Colonialism and Classism in Dracula

In Bram Stoker’s Dracula, themes such as colonial domination, and classism are omnipresent in the attitude of the novel’s titular character, Count Dracula.  As a nobleman in Transylvania, Dracula prides himself on his family’s history and the effect that it has had on the country as a whole as, “ In his speaking of things and people, and especially of battles, he spoke as if he had been present at them all. . . [the] pride of his house and name is his own pride, that their glory is his glory, that their fate is his fate (Stoker, 35).”  By presenting his family and himself as being integral to the national fate of Romania, Dracula is attempting to prove to Harker (an Englishman) that he is deserving of his noble blood and, therefore, respect.  

Dracula wants to immigrate from an impoverished, uninfluential nation (Romania) to the world’s most powerful country (England).  This shows that even though Dracula is powerful among his own people, he is unsatisfied with it, as seen when Dracula tells about his fellow country men. He says that the “peasant is at heart a coward and a fool!” (Stoker, 32).  To be able to subjugate the people of the world’s most powerful country would finally prove that Dracula is deserving of his ancestor’s bloodline (as a Boyar, he explains that he is descended from Attila the Hun which may help explain his desire to conquer other lands/peoples, another reason for him to leave Romania for England).
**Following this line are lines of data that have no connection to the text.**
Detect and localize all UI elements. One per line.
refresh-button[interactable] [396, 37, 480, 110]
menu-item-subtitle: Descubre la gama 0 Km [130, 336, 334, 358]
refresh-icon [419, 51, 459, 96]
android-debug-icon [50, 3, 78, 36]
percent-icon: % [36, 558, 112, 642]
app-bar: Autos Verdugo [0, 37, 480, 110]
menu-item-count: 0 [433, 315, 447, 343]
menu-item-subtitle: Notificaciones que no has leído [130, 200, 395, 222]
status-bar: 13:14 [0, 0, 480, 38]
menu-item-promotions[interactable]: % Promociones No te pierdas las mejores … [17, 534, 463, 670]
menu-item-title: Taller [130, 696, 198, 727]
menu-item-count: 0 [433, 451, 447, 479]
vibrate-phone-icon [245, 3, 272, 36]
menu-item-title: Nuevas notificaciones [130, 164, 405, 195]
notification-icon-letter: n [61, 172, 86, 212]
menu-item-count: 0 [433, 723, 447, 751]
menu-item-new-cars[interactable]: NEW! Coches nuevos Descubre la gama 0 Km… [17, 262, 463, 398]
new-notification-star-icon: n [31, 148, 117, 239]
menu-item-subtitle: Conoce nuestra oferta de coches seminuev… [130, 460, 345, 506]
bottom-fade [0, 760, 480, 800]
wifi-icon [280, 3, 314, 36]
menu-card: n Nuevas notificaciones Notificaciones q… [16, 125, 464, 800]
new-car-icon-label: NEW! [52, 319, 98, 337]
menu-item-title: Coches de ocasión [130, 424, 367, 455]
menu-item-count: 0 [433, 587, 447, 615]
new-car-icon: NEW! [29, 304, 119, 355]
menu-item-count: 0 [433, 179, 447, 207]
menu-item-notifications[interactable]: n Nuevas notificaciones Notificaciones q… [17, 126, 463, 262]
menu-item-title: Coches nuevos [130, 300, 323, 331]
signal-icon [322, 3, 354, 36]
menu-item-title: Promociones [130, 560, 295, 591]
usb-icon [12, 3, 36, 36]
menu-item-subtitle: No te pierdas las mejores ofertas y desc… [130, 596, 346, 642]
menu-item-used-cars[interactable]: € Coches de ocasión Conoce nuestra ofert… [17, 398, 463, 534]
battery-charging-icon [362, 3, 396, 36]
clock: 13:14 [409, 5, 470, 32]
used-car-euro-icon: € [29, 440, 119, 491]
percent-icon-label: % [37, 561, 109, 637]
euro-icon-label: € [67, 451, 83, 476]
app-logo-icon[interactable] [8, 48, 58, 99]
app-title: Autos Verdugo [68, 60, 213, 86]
Dracula also feels superior to commoners which shows his classist tendencies.  For example, when Harker is explaining to Dracula that the estate in England is secluded and that there is an old chapel nearby, Dracula comments, “We Transylvanian nobles love not to think that our bones may lie amongst the common dead (Stoker, 30).”  Dracula’s disdain for commoners is so great that even after death, (if Dracula ever does dies) he is comforted by the notion that his bones will not be in the same vicinity as the bones of commoners.  This class based disdain is also seen in the manner he treats the common woman whose baby he steals. Rather than sucking her blood, he lets the wolves eat her, as if to suggest that her common blood would taint his own noble blood.  Later in the novel, Count Dracula sucks the blood of Lucy, who is not a commoner as she is to marry the aristocrat Arthur Holmwood.  Through Count Dracula’s statements and actions, it is apparent that he does not want to be associated with, or interact with people who have common blood.